Она отрывисто кивнула и завела машину. Они уехали: Тесс — не оглядываясь, Рори — опустив голову. Зато Кива еще долго махала журналистам рукой.
Я натянул форменную фуражку. Толпа сомкнулась вокруг меня, но теперь, когда жена и дети уехали, мне было легче. Репортеры и фотографы больше не могли меня задеть — по крайней мере, так же сильно.
Даже в вылинявших джинсах и простой белой рубашке Фэррен производил впечатление человека богатого. Он был в отличной форме, несмотря на свои сорок с хвостиком и двенадцатичасовой перелет. Однако главное, что бросалось в глаза, — это загар. Фэррен явно проводил много времени на солнце и пропитался его светом насквозь. Именно благодаря загару он выглядел так, словно вел приятную, обеспеченную жизнь.
— Моя фамилия Фэррен, — сказал он с лондонским акцентом и добавил: — Придется нам поторопиться.
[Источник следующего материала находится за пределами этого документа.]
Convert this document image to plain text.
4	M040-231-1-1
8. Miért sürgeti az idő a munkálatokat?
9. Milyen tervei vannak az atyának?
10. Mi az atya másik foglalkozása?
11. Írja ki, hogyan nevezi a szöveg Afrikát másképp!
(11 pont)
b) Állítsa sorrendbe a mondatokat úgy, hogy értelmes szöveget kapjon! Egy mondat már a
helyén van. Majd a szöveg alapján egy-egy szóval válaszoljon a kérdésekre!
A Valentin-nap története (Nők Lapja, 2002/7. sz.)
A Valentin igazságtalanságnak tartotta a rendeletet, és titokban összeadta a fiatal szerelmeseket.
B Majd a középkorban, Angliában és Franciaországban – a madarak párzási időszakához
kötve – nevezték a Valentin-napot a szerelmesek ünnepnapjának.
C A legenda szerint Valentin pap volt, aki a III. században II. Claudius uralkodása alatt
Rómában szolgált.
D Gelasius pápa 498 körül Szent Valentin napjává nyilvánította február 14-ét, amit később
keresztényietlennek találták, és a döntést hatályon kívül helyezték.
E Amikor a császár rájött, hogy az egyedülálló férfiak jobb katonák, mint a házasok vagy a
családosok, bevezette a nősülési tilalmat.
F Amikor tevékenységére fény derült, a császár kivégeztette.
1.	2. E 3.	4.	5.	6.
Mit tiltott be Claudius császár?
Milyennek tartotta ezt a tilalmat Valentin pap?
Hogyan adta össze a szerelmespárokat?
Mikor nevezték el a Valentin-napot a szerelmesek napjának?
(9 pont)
Рейс из Бангкока задержали, и стоял уже поздний вечер. Большинство клиентов на месте Фэррена сразу отправились бы в отель, заказали в номер ужин и приступили к делам на следующее утро. Но только не он. У него была назначена встреча в гостинице недалеко от аэропорта, а так как самолет опоздал, времени оставалось в обрез.
Я взял его чемоданы, и он молча пошел за мной к машине. Некоторые шоферы пытаются вести себя с клиентами по–приятельски: расспрашивают, как прошел перелет, жалуются на лондонскую погоду и все в таком духе. Сам я никогда не приставал с разговорами. По–моему, когда человек только что прилетел с другого конца света, ему не до болтовни.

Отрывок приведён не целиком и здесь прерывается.